Besoin d’une stratégie à long-terme

« C’est vrai que les ruptures de stock ont alimenté les perceptions biaisées », admet Fatma Temimi, « en 2011, on nous traitait de criminels. La clinique de Kasserine a été incendiée à 2 reprises, les employés menacés. C’est facile de tout détruire, ça prend du temps de reconstruire ». Pour les cadres de l’ONFP tout comme pour ses employés, ce n’est pas tant un problème de ressources financières mais d’absence de vision stratégique et d’instabilité au sein du ministère. « L’Etat finance toujours autant les programmes, mais ce n’est plus une priorité. En tant que femme, je ne retrouve plus la même volonté politique », témoigne Rebeh Cherif.
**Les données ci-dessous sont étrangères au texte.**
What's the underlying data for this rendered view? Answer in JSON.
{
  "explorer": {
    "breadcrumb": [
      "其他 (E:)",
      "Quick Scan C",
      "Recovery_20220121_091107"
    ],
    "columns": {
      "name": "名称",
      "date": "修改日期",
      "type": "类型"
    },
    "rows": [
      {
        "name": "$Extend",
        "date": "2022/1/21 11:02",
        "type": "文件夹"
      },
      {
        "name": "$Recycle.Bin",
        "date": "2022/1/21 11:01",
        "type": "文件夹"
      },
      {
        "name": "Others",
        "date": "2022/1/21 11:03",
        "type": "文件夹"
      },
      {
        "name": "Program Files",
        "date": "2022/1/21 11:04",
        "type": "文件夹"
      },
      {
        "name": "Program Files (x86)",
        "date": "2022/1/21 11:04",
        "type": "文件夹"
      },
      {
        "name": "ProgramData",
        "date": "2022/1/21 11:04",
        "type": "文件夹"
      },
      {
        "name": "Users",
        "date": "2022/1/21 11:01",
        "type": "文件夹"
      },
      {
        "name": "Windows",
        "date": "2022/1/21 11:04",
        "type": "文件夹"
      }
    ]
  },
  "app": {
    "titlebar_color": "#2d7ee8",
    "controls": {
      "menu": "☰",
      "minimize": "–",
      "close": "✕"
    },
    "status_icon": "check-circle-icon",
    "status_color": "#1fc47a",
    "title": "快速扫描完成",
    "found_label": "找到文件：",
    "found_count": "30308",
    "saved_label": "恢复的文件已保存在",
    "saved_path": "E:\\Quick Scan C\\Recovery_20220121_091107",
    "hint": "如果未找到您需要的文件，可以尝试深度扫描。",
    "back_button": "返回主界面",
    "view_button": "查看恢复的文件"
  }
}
« C’est du sabotage », renchérit le responsable syndical, « il n’y a aucune vision politique, aucune stratégie concernant le développement et la population ». Dans la pratique comme dans les textes, « il n’existe pas de politique écrite ni de texte juridique qui justifie, protège et définit les objectifs, les composantes et les responsabilités » dans la conception et la mise en œuvre du programme national de santé de la reproduction, qui « pourrait encourir le risque de révisions non conformes aux besoins et entravant le droit à l’accès universel ». C’est qui ressort d’un document élaboré le Fonds des Nations Unies pour la Population (UNFPA) et l’ONFP. Pour les personnes interrogées, l’adhésion des utilisatrices du programme et le sentiment d’appartenance des employés à l’institution demeurent un atout essentiel ; mais garantir à long terme les moyens humains et matériels dans les régions pourrait permettre au planning familial de résister aux secousses politiques, qui semblent constituer  aujourd’hui une entrave directe à l’accès à la santé de la reproduction.